South Africa urgently needs to implement structural reforms to attract Foreign Direct Investment (FDI) otherwise it will continue to borrow money from multi-lateral financial institutions. That is according to Peter Leon, a partner and co-chair of the Africa region of professional services business Herbert Smith Freehills. He says the current investment protection regime is stifling FDI. Leon was discussing the challenges of getting FDI in the wake of the COVID-19 pandemic.
His warning is clear, change, or continue to borrow. He says government is likely to rely on international funding from organisations such as the International Monetary Fund and the World Bank as a result of its continued economic problems that have been worsened by the COVID-19 pandemic.
He says the current economic crisis might force government to seek more funds unless it quickly implements structural reforms.
“Given the circumstances, the country faces now with the COVID- 19, issues around economic growth I think are very likely to lead in the next year or two government having to seek a full-blown IMF facility or a standby arrangement which can give access to about 80 billion dollars from the IMF to support its budget. Basically my reading is the economic tilt of government is running out of money.”

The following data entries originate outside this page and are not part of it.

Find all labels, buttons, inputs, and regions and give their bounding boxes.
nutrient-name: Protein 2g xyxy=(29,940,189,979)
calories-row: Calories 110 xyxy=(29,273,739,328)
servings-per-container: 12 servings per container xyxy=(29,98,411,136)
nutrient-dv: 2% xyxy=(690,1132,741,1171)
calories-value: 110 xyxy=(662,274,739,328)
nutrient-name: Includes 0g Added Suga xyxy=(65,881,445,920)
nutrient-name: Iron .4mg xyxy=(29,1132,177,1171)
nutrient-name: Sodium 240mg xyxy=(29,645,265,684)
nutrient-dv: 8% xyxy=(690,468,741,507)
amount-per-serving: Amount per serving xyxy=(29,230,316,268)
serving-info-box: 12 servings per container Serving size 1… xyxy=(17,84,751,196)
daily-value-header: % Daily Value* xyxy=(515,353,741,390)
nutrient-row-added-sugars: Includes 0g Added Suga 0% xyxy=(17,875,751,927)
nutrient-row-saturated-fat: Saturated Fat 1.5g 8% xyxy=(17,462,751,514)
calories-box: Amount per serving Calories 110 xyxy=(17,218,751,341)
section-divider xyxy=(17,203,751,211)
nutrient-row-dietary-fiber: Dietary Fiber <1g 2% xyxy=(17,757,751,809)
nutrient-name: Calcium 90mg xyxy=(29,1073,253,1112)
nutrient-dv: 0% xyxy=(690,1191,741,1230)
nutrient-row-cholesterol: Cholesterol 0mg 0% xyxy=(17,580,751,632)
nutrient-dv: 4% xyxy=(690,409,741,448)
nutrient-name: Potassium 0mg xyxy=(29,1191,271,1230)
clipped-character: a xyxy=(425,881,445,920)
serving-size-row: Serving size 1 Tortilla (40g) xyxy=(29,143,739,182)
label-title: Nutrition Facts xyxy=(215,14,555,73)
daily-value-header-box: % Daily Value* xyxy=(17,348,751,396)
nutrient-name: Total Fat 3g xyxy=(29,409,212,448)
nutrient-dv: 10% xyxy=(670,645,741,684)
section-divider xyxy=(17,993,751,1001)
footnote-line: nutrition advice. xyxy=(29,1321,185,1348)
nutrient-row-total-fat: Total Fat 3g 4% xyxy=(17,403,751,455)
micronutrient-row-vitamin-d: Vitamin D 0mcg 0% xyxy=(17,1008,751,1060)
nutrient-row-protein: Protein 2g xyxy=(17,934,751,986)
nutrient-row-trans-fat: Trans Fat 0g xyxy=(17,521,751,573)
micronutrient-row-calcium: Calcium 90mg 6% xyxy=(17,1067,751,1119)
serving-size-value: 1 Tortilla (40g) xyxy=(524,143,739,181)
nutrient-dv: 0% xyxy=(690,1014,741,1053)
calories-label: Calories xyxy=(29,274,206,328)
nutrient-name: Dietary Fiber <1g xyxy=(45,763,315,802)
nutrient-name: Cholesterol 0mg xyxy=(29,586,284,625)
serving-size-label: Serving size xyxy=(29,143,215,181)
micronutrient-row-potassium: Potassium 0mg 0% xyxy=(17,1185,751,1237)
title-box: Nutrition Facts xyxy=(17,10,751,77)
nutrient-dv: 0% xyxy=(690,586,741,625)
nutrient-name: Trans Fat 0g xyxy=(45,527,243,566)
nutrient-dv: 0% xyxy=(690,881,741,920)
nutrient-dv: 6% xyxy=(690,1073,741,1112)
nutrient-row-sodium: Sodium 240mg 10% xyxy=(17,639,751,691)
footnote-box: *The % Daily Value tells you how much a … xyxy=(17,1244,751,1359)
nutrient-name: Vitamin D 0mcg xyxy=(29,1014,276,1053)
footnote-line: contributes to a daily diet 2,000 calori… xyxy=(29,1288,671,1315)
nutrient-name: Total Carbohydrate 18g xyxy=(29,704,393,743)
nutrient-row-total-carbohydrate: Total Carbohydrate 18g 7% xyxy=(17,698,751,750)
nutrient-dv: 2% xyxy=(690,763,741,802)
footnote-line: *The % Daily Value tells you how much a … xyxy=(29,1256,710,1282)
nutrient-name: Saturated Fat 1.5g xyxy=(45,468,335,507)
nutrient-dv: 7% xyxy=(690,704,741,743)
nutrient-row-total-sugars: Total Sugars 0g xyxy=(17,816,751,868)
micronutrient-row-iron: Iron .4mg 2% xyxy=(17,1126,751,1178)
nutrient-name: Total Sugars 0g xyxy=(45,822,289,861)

Leon says clearer measures like policy changes need to be adopted to attract foreign investors to the country.
“The Department of Trade and Industry produced the Protection of Investment Bill which was passed by Parliament in 2015 but only came into force three years later. Basically this bill does little because all it does is provide investments to the same protection they would have under the constitution. What it makes clear is the foreign investors have no greater rights than domestic investors.”

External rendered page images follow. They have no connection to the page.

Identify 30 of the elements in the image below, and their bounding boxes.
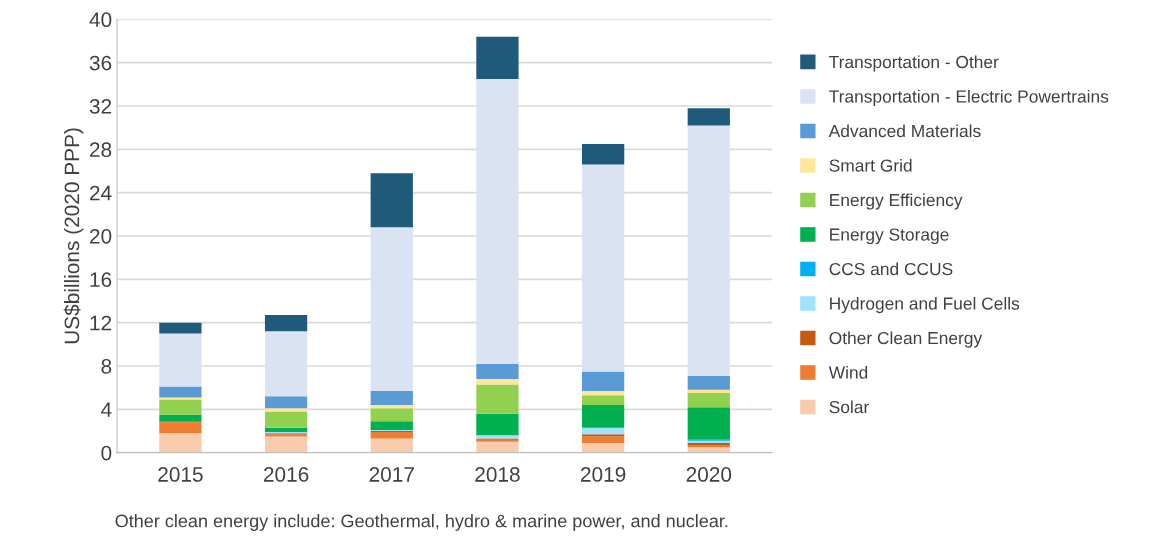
legend-label: Hydrogen and Fuel Cells [830,296,1020,314]
x-tick-label: 2020 [686,467,732,482]
legend-label: Transportation - Other [829,55,999,72]
x-tick-label: 2018 [475,467,520,482]
legend-label: CCS and CCUS [829,262,953,276]
text: Other clean energy include: Geothermal, hydro & marine power, and nuclear. [115,514,728,531]
y-tick-label: 36 [89,55,112,71]
x-tick-label: 2015 [158,467,203,482]
x-tick-label: 2019 [580,467,626,482]
legend-label: Transportation - Electric Powertrains [829,89,1109,107]
y-tick-label: 28 [90,142,112,158]
y-axis-title: US$billions (2020 PPP) [63,128,84,344]
y-tick-label: 8 [101,358,112,374]
x-tick-label: 2016 [263,467,309,482]
y-tick-label: 40 [89,12,112,28]
y-tick-label: 24 [90,185,112,201]
legend-label: Wind [828,365,868,379]
y-tick-label: 20 [90,228,112,244]
legend-label: Other Clean Energy [829,331,983,348]
y-tick-label: 12 [90,315,112,331]
legend-label: Solar [829,400,869,414]
x-tick-label: 2017 [369,467,414,482]
y-tick-label: 0 [101,445,112,461]
legend-label: Energy Storage [830,228,949,245]
legend-label: Smart Grid [829,158,912,172]
y-tick-label: 32 [89,98,112,114]
legend-label: Advanced Materials [828,124,981,138]
y-tick-label: 4 [101,402,112,417]
legend-label: Energy Efficiency [830,193,963,210]
y-tick-label: 16 [90,272,112,288]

Leon says there is a lot that can be done to encourage FDI in a post-COVID 19 era.
“During the [Thabo] Mbeki presidency, FDI was nine billion dollars. It has never ever achieved that figure again. And to put that in perspective, South Africa has always been a major recipient of FDI in African terms and the South African stock of FDI has declined significantly. I think a number of steps to re-assure Foreign Direct Investors need to happen and I’m suggesting the following, one, is the investment protection act needs to be amended, a further suggestion is for President Cyril Ramaphosa to withdraw the notices or termination [former] President Jacob Zuma made on the EU bits. It is unconstitutional for the executive to terminate any international treaty without prior resolution.”